A vinculação obrigatória da transportadora segurada à observância integral da cláusula de PGR na operação de transporte de carga caracteriza-se pela configuração do agravamento intencional do risco no caso de seu descumprimento, nos termos do artigo 768 do Código Civil. Logo, na apólice que tenha o PGR, mas que a transportadora não o cumpriu mesmo por negligência, imprudência ou imperícia ter-se-á a configuração de intencionalidade de agravar o risco no caso de sinistro.
Neste sentido, o Ministro Ricardo Villas Bôas Cueva conclui no julgado citado:
“(...) em âmbito securitário, a adoção de medidas de prevenção antecipada de sinistros está inserida no dever de colaboração das partes, mormente quando pactuadas, resultando na perda do direito à indenização o agravamento intencional do risco, consistente no descumprimento deliberado das disposições relativas ao Plano de Gerenciamento de Riscos (PGR) [...] estando comprovado o descuido da transportadora ao não ter adotado corretamente o plano de gerenciamento de risco contratado, conduta que contribui para a ocorrência do sinistro (roubo total da carga), evidencia-se o agravamento intencional do risco, a excluir o dever de indenizar da seguradora.” (STJ – 3ª T., REsp n. 2.063.143/SC, Rel. Min. Ricardo Villas Bôas Cueva, j. 03/10/2023).

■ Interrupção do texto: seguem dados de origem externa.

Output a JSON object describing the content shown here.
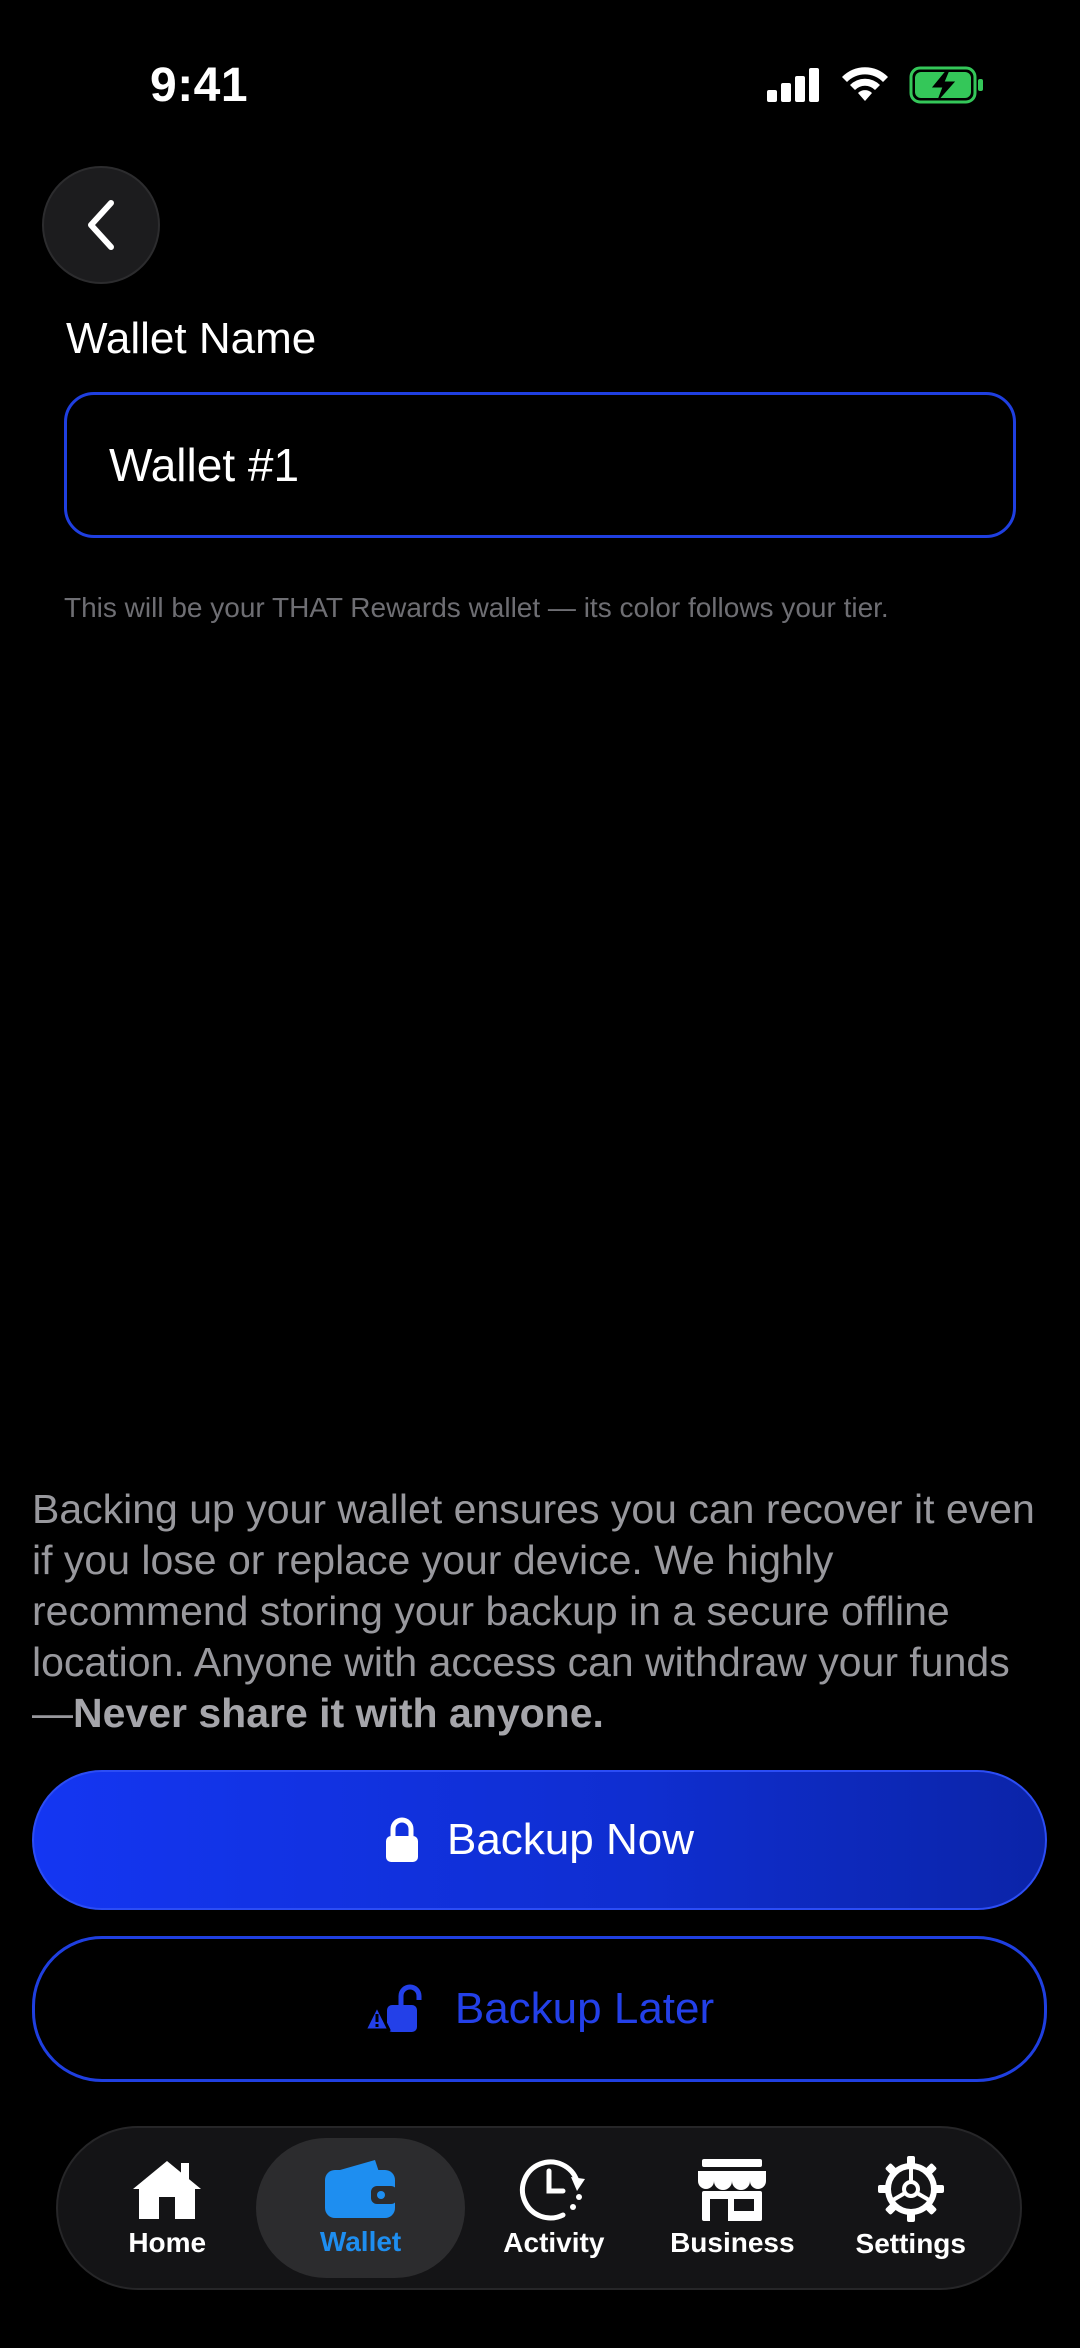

Dessa forma, o ponto mais importante na contratação do seguro é conhecimento integral e detalhado das exigências contidas na cláusula da PGR. Conhecendo a sua totalidade e, principalmente, todas as suas especificidades, o segurado é obrigado a aplicá-la integral em todas as suas operações, sob pena de perda da garantia e/ou da indenização em caso de sinistro em razão da configuração do agravamento do risco (artigo 768), inobservância da boa-fé (artigo 765), descumprimento ao dever de informação (artigos 766 e 769).